Mike Flanagan’s Midnight Mass (which evokes both Salem’s Lot and Storm of the Century) is not only the best Stephen King miniseries not actually based on one of King’s works. This convention-reworking vampire narrative also presents an extensive variation on an angry mob scene.
Deliberately paced and highly philosophical (pondering existential questions such as the meaning of life and what happens when we die), the series works as a slow burn, but builds to a blazing climax over the final episode and a half. Midway through the penultimate episode, “Ch. VI Acts of the Apostles,” the faithful of Crockett Island trek toward St. Patrick’s Church (during a slyly arranged, island-wide blackout) for the titular Easter vigil. They carry candles and sing hymns, the image of their peaceful procession forming a stark contrast to the fiery chaos that is about to erupt.
As the mass begins, Father Hill reveals that he is actually the rejuvenated Monsignor Pruitt, and explains that the cause of the miraculous revitalizations that have spread through the congregation came from sampling the blood of an angel (a winged, vampiric creature that the religiously-minded Pruitt has mistaken as holy). The next phase of the revival now involves the parishioners willfully imbibing poisoned communion wine, dying and then being reborn into earthly immortality shortly thereafter. A successful demonstration convinces many of those gathered to partake, and that’s when proverbial hell breaks loose. The gun-toting sheriff tries to stop his son from poisoning himself, but is tackled to ground by a group of mass attendees. When another protagonist picks up the gun and shoots Pruitt, the dark angel flies down the aisle and snatches her off. Oh, and the undead arise as bloodthirsty savages, impulsively pouncing on their unpoisoned brethren.

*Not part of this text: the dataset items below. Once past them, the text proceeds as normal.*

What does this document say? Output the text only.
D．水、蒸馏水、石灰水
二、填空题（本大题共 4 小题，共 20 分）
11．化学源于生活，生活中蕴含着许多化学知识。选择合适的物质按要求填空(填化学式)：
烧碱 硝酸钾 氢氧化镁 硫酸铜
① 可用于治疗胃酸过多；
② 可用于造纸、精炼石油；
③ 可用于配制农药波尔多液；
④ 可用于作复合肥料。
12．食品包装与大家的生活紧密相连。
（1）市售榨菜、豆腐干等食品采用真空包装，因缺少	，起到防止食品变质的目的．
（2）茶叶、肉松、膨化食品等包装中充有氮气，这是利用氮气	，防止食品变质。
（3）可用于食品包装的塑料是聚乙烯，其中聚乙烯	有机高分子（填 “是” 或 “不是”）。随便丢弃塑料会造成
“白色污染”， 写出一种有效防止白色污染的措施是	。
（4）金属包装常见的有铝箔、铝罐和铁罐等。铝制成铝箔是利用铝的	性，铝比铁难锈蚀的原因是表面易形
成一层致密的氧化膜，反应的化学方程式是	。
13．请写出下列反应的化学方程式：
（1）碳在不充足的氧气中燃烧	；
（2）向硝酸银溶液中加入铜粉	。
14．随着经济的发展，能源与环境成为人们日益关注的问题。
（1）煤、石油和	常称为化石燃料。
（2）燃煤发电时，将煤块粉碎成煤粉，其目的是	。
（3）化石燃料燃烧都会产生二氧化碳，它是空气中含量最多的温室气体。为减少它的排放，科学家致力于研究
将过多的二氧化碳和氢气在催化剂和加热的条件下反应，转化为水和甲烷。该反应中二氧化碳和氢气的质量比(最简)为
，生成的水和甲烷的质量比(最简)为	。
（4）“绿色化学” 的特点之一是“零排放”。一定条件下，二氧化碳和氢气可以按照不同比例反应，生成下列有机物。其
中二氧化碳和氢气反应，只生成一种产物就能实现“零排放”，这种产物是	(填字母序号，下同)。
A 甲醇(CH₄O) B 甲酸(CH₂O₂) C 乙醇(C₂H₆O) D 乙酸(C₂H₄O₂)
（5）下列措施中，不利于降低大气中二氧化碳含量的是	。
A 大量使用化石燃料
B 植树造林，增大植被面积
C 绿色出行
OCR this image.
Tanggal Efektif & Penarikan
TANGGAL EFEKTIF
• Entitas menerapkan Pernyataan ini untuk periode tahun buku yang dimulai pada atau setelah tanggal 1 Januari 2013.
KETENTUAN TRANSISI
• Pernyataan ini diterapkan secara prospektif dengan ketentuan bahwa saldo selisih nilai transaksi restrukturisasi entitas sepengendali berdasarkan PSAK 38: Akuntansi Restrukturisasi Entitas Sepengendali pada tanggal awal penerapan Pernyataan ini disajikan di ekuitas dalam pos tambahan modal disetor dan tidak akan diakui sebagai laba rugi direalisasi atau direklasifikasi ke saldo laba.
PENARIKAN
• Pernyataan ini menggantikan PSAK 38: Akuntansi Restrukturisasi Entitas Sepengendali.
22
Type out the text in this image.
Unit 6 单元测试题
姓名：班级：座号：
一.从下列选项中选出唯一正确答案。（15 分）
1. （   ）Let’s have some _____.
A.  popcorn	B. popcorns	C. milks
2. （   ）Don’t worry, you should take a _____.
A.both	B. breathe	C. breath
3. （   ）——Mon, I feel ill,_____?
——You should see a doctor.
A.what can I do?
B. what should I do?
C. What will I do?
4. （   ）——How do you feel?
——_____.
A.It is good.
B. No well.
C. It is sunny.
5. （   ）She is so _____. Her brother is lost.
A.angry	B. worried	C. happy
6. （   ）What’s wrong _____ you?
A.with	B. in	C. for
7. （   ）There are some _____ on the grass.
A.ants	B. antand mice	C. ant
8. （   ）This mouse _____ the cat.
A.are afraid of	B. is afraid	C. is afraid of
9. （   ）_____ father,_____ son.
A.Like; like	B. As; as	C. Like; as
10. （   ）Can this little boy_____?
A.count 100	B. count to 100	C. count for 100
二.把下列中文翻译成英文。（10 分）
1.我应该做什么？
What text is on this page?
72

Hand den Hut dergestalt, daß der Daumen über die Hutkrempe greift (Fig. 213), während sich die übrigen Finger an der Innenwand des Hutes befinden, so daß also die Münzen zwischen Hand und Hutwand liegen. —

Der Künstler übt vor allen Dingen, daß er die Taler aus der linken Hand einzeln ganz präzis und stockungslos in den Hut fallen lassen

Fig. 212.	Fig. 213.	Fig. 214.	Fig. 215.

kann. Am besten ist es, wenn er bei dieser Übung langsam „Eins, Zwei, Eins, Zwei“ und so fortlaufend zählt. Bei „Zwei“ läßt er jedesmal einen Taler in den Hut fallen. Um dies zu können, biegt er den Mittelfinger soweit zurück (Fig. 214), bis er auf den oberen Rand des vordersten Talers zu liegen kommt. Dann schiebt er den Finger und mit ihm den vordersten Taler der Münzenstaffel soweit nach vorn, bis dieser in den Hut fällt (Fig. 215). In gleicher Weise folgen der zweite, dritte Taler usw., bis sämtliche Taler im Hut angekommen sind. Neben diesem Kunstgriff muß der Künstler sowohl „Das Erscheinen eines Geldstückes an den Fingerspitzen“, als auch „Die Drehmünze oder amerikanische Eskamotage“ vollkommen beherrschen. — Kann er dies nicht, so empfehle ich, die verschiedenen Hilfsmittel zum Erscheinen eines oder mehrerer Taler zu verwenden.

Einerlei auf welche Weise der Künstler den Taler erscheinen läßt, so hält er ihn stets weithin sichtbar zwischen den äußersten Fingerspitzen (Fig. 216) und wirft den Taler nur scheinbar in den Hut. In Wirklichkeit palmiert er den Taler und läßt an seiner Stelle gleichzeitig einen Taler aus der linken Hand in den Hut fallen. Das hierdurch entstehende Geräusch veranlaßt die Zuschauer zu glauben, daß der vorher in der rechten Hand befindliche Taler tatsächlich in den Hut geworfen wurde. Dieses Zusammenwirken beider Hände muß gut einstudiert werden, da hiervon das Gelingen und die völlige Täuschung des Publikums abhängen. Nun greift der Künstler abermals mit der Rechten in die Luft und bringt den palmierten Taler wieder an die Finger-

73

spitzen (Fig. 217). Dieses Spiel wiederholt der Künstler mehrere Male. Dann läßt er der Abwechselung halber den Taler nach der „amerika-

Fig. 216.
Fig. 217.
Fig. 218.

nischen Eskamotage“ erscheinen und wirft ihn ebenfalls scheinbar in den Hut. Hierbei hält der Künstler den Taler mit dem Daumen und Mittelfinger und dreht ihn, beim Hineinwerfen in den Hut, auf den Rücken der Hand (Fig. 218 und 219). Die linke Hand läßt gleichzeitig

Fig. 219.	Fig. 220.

The spillage of the macabre mob from the church precipitates most of the action of the concluding episode, “Revelation.” Under the cover of night and the blackout, the vampire brood swoops across the island, attacking nonmembers of St. Patrick’s and violently converting them. The so-called pious have become the monsters here; these riotous villagers, interestingly, also happen to be the ones wielding the torches. Directed by the maniacal, Book-of-Revelations-quoting church member Bev, they toss Molotov cocktails and burn the innocent out of their homes. But the zealot is overzealous in her scheming, and every structure on the small island ends up razed, so that the vampiric congregation (whose plan is to boat off the island in the coming nights and spread their ghastly gospel on the mainland) has nowhere to take shelter come dawn. The monsters end up torched after all, not by vigilante villagers but rather the rising sun.
Midnight Mass divided audiences when it premiered last fall on Netflix, as many viewers found the show too slow-paced and talky (characters are prone to long monologues/homilies). Over time, though, this clever and thought-provoking series might come to be regarded as Flanagan’s masterwork. I found it absolutely gripping, and loved it from its mysterious opening episodes to its wild mob scene climax.